Fireside chat(bots) and renewed search engine war
ChatGPT was released in late November, taking the world by storm. While created by OpenAI, the company is now owned by Microsoft following large donations made in 2019 and 2023. It’s widely used, with an estimated 100 million active users in January. In its rise, ChatGPT has also faced significant animosity. China banned the entire system, while companies like Amazon and J.P. Morgan Chase have restricted usage considerably.
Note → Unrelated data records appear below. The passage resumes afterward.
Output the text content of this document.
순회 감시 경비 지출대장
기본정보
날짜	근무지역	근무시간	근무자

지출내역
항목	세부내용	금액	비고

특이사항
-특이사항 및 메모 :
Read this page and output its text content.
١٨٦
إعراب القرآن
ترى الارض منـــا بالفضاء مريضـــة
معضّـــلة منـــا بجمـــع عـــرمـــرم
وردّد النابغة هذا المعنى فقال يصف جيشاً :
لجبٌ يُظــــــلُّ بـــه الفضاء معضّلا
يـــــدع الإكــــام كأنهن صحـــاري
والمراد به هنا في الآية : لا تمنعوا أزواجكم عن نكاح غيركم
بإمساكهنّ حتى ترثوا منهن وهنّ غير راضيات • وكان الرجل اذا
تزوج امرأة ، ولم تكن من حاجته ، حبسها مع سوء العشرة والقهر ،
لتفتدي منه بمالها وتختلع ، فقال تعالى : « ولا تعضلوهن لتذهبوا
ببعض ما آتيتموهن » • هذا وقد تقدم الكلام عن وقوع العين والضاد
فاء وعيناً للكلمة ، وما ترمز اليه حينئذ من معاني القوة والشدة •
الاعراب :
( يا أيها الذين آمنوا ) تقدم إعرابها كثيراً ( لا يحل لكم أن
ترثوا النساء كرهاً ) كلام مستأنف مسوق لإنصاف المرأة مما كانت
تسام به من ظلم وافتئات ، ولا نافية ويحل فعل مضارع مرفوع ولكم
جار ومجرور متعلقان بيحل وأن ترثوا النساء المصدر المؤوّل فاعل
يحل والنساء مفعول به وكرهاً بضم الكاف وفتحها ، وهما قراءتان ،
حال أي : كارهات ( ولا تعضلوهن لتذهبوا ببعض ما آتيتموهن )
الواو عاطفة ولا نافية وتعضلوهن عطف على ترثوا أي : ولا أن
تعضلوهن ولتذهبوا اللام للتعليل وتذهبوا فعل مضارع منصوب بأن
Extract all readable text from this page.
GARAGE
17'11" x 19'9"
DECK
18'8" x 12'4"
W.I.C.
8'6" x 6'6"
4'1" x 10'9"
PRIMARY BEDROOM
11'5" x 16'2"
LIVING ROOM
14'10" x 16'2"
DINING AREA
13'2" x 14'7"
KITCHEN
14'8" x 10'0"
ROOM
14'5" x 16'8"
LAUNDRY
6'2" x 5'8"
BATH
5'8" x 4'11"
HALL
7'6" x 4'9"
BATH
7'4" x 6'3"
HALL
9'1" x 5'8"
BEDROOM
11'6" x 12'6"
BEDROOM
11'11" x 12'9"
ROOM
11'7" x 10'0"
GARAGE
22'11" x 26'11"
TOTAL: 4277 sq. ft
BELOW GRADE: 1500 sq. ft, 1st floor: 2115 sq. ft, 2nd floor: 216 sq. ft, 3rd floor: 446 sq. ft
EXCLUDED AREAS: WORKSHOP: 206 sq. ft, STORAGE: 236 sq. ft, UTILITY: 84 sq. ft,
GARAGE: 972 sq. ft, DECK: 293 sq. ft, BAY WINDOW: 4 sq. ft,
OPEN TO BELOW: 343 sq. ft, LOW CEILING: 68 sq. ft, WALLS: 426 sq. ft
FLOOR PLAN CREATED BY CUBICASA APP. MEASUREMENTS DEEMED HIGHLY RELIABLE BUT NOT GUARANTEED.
While other companies have attempted to get into competition with OpenAI, there have been some difficulties, especially for Google’s newest product, Bard. Bard has faced several problems in their release, including factual inaccuracies when the program responded to questions. These concerns have cost Alphabet nearly $100 billion in market value, a massive tumble for one of the largest tech companies in the United States. Google has called a “code red” in response to ChatGPT, and it seems Bard will be undergoing additional testing to try to refine it. In addition, China has stepped into the chatbot competition twice, with Baidu’s Ernie building on China’s internet and information base, and Alibaba announcing tests into creating a chatbot in the coming future.
Obviously there’s a lot of value in these chatbots, and the question stands: What use does Microsoft plan on finding from ChatGPT? The project is planned for integration into Microsoft’s Bing search engine and Edge browser, as better information, searches, and completions would streamline their browser’s usability. Considering that Edge is Microsoft’s premier project to regain market share from Google’s Chrome and Mozilla’s Firefox, the improvement may help the new browser. ChatGPT essentially acts as a phrase generator. It reads a huge amount of data, and it’s using that to predict what the answer would be to the question you ask. It’s a very powerful tool, and by combining it with a search engine, ChatGPT could help users get answers to their questions more quickly, especially more complex requests that a simple Google search would not respond to as easily. Because ChatGPT can incorporate information it reads into one answer, it could help Edge become a more powerful, capable search engine for the average user.
Google’s new Bard, on the other hand, is meant to be a better and more powerful version of ChatGPT, with more options for tone and format. Bard may give a user the ability to get a funny answer formatted in letter form, which would give it considerably more use cases than ChatGPT. While Google admits Bard may have inaccuracies, the warning has failed to prevent concerns due to the incorrect responses from questions asked on stage. In a competition where each percent of search engine market share represents billions in revenue, these small benefits could help Google significantly, and not having a competitor to ChatGPT could cost the company a monumental amount.
While Google still has significant AI research and development, including large language model technology that may give an advantage over Microsoft, the partnership with OpenAI gave Microsoft a huge boost and could, if Microsoft capitalizes on it, make the search engine competition competitive again.